Missov E D, De Marco T
Division of Cardiology, University of California, San Francisco 94143-0124, USA.
Clin Chim Acta. 1999 Jun 30;284(2):175-85. doi: 10.1016/s0009-8981(99)00079-0.
This review describes the pathophysiological and histopathological rationale for using the cardiac isoforms of troponin T and troponin I in congestive heart failure (CHF). It also focuses on the potential clinical usefulness of new generation highly sensitive and specific cardiac troponin assays with respect to histological monitoring, risk stratification and therapeutic follow-up of patients with CHF. The availability of more powerful analytical tools for these highly specific markers of myocardial injury offers a unique opportunity to expand the field of their application and to explore new disease processes.

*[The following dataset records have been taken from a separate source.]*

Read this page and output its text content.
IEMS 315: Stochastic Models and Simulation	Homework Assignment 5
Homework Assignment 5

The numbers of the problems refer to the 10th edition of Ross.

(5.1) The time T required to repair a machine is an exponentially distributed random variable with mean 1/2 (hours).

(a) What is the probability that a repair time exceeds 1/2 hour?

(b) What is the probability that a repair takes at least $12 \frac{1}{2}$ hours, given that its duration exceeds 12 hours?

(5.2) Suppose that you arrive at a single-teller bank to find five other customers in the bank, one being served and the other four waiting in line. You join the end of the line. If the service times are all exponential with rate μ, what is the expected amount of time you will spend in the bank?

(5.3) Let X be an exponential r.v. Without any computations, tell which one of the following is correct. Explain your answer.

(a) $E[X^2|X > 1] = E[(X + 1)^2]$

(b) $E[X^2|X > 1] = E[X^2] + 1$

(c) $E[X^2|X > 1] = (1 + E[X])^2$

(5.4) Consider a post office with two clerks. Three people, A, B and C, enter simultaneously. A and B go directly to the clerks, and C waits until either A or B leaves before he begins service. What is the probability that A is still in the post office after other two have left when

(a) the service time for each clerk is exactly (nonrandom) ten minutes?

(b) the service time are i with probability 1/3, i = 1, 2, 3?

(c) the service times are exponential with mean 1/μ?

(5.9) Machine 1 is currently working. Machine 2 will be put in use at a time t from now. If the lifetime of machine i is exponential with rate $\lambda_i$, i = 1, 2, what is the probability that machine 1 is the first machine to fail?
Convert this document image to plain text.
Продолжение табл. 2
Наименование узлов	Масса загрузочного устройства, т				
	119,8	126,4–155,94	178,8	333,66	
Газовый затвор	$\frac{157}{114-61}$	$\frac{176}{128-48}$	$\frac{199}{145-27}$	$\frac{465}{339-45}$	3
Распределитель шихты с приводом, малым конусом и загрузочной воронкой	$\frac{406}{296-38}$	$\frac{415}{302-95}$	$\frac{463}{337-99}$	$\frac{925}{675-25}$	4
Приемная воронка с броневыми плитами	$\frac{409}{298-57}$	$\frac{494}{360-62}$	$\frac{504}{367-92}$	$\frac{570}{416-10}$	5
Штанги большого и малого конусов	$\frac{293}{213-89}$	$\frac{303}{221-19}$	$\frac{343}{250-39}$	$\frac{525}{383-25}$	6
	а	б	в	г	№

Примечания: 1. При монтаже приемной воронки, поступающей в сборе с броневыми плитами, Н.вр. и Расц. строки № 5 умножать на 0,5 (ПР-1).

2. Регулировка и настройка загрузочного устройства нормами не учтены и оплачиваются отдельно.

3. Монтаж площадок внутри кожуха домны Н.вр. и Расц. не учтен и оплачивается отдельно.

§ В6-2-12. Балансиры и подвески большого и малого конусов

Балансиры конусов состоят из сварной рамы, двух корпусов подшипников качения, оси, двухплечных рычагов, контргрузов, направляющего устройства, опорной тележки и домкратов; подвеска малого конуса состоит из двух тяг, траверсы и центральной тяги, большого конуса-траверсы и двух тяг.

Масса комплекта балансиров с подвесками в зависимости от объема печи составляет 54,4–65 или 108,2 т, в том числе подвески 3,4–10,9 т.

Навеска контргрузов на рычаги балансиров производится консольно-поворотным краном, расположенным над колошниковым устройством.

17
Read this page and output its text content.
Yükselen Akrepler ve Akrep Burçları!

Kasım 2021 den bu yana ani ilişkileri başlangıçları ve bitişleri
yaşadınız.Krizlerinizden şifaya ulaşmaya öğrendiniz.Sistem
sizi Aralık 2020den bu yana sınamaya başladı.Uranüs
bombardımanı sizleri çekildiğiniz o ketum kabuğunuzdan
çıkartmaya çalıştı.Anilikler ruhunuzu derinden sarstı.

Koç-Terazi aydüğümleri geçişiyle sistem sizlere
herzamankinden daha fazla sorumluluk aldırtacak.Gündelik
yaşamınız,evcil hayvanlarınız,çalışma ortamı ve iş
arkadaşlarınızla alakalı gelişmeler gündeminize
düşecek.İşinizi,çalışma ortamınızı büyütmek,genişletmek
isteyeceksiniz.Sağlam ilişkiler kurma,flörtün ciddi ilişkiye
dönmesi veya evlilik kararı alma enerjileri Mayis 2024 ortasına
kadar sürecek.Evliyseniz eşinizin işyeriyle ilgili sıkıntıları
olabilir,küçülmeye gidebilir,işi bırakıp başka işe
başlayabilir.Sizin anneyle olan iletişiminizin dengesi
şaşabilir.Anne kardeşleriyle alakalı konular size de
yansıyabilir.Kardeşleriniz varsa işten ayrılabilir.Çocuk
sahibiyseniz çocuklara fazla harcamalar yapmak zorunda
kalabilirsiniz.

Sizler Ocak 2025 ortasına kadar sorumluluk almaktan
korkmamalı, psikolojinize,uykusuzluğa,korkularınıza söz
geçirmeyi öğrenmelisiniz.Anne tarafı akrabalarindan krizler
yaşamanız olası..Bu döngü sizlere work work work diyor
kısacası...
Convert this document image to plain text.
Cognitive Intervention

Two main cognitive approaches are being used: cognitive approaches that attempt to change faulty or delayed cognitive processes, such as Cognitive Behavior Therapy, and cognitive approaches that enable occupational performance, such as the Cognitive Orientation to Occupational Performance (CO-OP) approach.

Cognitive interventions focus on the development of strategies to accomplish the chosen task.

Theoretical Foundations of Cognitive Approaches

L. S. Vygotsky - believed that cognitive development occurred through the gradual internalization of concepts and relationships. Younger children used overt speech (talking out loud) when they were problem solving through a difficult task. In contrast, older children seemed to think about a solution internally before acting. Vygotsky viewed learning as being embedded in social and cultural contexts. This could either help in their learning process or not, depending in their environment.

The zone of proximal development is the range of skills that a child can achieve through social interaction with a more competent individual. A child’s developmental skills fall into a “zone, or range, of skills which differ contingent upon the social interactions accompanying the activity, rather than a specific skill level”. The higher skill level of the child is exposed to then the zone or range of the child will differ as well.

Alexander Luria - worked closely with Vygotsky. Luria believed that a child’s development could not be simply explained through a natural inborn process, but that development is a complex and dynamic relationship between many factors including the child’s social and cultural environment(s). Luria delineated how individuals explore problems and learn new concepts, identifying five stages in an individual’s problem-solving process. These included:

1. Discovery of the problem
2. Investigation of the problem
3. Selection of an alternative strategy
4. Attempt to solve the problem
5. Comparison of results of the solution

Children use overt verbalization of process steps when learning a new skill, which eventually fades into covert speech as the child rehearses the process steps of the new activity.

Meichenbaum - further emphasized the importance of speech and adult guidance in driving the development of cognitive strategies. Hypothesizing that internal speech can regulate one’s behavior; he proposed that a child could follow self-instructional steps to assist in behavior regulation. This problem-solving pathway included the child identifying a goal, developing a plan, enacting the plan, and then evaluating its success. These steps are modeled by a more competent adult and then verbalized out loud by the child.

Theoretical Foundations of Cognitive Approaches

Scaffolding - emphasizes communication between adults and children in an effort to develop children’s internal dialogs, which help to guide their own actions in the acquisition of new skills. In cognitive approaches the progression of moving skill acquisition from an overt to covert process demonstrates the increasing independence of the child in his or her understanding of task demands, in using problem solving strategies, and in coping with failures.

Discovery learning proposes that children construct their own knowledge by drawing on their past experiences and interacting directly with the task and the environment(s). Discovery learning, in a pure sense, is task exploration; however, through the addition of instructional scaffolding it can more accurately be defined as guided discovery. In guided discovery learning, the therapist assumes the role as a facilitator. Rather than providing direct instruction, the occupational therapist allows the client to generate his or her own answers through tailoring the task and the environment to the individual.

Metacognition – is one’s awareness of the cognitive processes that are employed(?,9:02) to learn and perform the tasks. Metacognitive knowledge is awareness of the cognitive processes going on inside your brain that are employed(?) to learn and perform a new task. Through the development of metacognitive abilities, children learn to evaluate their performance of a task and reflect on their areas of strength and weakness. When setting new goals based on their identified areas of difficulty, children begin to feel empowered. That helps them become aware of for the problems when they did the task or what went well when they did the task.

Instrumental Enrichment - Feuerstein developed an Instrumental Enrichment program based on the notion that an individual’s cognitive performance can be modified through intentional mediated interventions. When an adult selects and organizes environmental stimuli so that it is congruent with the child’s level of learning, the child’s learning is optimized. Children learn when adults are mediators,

Because cardiac troponin T and cardiac troponin I provide useful clinical information unavailable through other diagnostic techniques, they appear as promising biochemical markers in patients with CHF.
本综述阐述了在充血性心力衰竭(CHF)中使用肌钙蛋白T和肌钙蛋白I的心脏同工型的病理生理学和组织病理学依据。它还聚焦于新一代高灵敏度和特异性心脏肌钙蛋白检测在CHF患者的组织学监测、风险分层及治疗随访方面的潜在临床应用价值。针对这些心肌损伤高度特异性标志物的更强大分析工具的出现,为拓展其应用领域及探索新的疾病进程提供了独特机遇。由于心脏肌钙蛋白T和心脏肌钙蛋白I能提供其他诊断技术无法获得的有用临床信息,它们在CHF患者中似乎是很有前景的生化标志物。